Lording it over life

BAGUIA

BAGUIA

Sen. Emmanuel Pacquiao tried to wear the theologian’s gown in his campaign for the return of capital punishment to the Philippine penal code.

In August 2016, addressing opponents, he asked, “Are we greater than God because God is allowing death penalty in every nation and country?”

In January 2017, he said, “Even Jesus Christ was sentenced to death by the government.”

A friend of mine from high school justified state-sponsored executions by referencing the destruction of the Egyptians who pursued the Israelites in the Passover.

Another friend, from college, cited the Israelite march around Jericho and the resulting death-dealing fall of its walls as proof of divine approval for killings.

I am no theologian, but I encourage fellow Christians to review the life and teachings of our Lord Jesus Christ in the gospels instead of behaving as if

Jesus, the Word made flesh, never introduced a living standard that transcends the law’s minimums.

At the heart of the gospel, we find the new commandment. Jesus said, “Let me give you a new command: Love one another. In the same way I loved you, you love one another. This is how everyone will recognize that you are my disciples — when they see the love you have for each other.”

How did Jesus love? Let us count some ways.

The religious authorities caught a woman in the act of adultery. They brought her to Jesus. They reminded him of the law — adulterers shall be stoned to death.

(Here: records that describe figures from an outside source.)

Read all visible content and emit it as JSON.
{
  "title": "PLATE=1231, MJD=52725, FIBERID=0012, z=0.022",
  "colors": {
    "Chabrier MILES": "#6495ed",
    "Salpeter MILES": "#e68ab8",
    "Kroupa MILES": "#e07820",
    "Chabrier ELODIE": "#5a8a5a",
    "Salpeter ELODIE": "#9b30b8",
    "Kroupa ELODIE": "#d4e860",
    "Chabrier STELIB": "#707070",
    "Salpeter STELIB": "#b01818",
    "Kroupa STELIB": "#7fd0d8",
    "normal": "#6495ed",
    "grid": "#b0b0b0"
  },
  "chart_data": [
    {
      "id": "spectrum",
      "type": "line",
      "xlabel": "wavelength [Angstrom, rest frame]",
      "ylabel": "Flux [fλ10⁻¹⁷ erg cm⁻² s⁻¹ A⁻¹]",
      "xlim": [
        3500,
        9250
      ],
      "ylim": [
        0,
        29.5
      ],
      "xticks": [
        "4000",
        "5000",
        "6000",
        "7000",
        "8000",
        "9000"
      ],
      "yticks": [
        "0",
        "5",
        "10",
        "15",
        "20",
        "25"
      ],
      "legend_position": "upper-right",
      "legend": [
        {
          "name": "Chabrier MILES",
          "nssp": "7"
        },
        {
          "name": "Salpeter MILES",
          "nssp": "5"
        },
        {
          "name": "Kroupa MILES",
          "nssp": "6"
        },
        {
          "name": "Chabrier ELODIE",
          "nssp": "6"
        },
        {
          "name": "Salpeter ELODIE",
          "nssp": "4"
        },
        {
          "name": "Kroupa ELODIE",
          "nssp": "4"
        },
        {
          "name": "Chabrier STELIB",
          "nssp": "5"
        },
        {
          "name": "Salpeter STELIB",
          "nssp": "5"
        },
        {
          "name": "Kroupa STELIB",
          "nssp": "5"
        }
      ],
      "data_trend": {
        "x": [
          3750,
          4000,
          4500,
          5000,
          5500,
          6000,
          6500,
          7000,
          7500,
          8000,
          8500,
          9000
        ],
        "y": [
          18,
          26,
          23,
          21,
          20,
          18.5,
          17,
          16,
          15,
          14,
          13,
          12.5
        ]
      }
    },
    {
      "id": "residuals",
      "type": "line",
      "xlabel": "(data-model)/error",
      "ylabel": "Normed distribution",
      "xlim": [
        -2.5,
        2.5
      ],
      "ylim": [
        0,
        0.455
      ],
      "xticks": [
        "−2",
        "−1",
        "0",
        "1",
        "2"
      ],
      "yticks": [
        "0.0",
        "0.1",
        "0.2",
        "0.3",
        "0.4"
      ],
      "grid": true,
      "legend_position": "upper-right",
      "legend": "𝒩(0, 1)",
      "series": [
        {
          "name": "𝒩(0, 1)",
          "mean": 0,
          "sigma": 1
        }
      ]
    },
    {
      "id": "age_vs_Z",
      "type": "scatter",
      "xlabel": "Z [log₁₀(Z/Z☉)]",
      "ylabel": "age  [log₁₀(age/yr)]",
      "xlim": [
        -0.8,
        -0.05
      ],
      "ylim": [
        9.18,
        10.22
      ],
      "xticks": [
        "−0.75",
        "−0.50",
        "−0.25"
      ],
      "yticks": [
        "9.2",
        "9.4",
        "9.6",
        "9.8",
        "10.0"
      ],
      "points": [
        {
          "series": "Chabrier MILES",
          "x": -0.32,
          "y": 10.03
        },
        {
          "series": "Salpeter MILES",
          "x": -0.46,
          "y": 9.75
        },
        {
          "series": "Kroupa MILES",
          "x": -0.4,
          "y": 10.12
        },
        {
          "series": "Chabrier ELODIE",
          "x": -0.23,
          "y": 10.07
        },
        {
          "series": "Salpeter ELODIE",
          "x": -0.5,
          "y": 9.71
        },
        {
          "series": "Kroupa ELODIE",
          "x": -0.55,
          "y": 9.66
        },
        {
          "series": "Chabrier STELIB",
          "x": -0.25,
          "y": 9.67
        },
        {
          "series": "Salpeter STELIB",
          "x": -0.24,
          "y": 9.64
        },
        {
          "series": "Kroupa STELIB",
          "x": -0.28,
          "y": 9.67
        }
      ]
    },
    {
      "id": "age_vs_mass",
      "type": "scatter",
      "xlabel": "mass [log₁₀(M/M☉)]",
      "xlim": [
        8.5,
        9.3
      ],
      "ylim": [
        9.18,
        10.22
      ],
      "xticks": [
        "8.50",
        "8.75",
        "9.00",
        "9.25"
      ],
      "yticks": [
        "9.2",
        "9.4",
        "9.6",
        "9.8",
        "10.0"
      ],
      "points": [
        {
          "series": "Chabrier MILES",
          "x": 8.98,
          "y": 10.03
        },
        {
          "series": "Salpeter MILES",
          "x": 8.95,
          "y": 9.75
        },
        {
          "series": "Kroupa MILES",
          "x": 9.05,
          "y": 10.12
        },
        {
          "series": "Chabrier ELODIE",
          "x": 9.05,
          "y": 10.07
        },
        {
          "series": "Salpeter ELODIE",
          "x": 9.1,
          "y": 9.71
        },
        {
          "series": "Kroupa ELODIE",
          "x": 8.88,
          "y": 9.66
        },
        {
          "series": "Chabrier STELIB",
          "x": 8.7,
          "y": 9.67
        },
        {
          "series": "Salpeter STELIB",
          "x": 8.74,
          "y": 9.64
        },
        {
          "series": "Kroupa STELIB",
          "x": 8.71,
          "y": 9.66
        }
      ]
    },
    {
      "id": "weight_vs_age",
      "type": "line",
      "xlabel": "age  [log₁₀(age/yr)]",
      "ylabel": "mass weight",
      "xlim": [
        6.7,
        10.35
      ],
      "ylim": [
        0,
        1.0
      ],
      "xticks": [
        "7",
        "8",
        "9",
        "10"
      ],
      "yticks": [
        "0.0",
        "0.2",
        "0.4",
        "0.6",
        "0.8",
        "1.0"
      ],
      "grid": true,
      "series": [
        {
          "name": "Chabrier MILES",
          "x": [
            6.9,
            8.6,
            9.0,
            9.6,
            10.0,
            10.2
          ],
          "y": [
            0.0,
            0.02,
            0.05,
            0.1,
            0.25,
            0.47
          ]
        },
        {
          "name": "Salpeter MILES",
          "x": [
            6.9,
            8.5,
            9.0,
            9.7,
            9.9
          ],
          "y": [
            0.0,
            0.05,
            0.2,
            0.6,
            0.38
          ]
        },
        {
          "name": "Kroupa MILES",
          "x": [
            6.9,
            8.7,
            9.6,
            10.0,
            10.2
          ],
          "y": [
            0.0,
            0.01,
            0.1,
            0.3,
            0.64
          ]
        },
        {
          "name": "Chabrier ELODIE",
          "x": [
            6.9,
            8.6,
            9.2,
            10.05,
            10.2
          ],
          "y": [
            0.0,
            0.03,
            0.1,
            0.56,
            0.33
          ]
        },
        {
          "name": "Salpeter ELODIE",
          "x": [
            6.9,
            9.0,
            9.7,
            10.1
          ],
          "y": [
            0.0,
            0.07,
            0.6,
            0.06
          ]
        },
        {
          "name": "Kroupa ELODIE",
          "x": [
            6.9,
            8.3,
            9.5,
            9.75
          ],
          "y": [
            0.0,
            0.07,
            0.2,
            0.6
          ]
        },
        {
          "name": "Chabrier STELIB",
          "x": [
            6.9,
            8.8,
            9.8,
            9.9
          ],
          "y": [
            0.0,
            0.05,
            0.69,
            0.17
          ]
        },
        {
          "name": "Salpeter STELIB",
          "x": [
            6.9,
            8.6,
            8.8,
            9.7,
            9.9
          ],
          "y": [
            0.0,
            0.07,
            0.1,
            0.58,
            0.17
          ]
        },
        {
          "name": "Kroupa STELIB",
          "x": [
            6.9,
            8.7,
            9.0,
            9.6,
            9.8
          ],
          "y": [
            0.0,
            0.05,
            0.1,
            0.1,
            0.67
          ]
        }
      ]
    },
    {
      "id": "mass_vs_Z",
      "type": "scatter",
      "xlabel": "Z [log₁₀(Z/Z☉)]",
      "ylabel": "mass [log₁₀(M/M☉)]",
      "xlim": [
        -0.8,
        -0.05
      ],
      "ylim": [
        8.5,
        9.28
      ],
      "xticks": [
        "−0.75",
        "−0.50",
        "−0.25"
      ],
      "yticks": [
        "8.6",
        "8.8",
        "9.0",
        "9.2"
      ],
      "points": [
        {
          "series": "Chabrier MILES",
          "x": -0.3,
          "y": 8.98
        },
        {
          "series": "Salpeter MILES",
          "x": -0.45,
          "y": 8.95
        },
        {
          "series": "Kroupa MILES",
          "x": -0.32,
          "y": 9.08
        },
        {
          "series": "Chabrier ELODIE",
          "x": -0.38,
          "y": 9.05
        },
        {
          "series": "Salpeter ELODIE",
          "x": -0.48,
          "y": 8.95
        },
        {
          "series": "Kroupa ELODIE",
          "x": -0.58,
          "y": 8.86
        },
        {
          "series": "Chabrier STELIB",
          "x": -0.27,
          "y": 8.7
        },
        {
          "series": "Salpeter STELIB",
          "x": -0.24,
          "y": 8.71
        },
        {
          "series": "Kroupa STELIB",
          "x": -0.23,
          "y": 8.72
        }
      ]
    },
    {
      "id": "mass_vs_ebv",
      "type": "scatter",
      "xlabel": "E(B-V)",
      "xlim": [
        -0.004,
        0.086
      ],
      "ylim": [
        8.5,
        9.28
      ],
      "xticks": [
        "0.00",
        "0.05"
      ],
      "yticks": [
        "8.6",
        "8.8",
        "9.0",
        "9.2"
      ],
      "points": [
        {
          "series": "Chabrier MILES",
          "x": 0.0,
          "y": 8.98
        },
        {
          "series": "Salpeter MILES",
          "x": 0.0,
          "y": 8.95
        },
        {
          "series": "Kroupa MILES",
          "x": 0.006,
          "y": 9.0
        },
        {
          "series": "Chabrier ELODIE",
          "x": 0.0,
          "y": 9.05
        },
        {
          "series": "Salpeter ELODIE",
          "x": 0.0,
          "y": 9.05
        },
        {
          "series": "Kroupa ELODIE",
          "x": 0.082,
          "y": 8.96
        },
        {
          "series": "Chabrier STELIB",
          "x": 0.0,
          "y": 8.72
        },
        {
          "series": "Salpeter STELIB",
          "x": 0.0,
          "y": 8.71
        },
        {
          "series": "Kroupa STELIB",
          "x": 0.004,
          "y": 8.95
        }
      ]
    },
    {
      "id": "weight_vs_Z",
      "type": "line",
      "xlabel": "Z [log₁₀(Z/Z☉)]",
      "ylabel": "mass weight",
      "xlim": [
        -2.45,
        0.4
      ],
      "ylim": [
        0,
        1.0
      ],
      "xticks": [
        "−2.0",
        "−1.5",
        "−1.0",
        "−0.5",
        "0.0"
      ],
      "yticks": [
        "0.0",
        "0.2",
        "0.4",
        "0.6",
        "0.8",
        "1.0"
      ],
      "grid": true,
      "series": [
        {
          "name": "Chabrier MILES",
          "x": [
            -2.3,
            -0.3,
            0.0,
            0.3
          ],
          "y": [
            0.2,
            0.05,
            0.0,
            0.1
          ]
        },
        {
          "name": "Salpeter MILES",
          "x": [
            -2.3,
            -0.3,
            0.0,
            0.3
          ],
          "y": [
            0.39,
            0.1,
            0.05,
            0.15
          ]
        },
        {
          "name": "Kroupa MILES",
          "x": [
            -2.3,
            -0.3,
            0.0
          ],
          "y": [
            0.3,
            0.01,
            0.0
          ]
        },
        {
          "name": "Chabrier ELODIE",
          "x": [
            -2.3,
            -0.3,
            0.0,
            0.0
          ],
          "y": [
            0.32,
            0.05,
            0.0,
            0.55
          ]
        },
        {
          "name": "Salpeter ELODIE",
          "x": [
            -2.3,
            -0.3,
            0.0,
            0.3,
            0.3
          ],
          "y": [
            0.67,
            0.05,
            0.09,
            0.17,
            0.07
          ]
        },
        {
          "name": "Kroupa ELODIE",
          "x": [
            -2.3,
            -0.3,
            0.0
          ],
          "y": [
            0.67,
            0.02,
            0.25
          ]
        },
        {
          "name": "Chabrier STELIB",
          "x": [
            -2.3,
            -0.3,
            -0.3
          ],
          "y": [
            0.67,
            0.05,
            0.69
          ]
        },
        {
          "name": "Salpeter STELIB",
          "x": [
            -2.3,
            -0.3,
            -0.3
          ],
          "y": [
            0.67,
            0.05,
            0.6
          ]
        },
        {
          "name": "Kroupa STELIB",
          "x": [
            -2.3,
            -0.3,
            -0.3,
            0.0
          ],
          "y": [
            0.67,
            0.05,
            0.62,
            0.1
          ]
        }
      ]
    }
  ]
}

Jesus took his time before replying.

He bent down and wrote with his finger in the dirt.

It was a beautiful moment. Our Lord brought his audience back to the beginning, when “God formed man out of dirt from the ground and blew into his nostrils the breath of life.”

Jesus then rose and said, “The sinless one among you, go first: Throw the stone.” He bent down once more and continued writing in the dirt.

The woman’s accusers, starting from the oldest, walked away. Jesus and the woman conversed.

“Woman, where are they? Does no one condemn you?”

“No one, Master.”

“Neither do I,” said Jesus. “Go on your way. From now on, don’t sin.”

When the time for his ascension drew near, Jesus wanted to pass through a village in Samaria en route to Jerusalem. The villagers barred him because they knew his destination.

“Lord, should we call down fire from heaven to burn them up?” the apostles James and John said in response. They sounded reasonable. In the final judgment, refusal to welcome the stranger is a basis for a person to be thrown out of the king’s presence and into eternal punishment.

But in Saint Luke’s account, “Jesus turned and rebuked them.”

In Gethsemane, when Jesus was about to be arrested, the apostle Peter drew his sword and struck the high priest’s slave, cutting off his ear.

“Put away your sword,” Jesus told the apostle. “Those who use the sword will die by the sword.” Jesus restored the slave Malchus’ ear.

In the debate about reviving the death penalty, we Christians either hold our peace or draw our swords against others thereby claiming our own deaths by the sword.

We either move on from those who violate us or call down fire on them and earn Jesus’ rebuke.

We stand either with those who thumped the law’s stone tablets and were ready to stone sinners to death, or with Jesus, who wrote in the pliant dirt a reminder that each of us is clay in the hands of a life-giving potter whose merciful hands have power to remold us even after we get wasted.

I invite my Christian friends to meditate upon the fall of Jericho and the destruction of Egyptians as allegories of triumph over sin in the spiritual life rather than as biblical support for capital punishment.

I encourage Senator Pacquiao to reread what Jesus did after He was crucified, died and was buried.

On the third day, He rose again.

Was that not a heavenly repudiation of government-sponsored killings?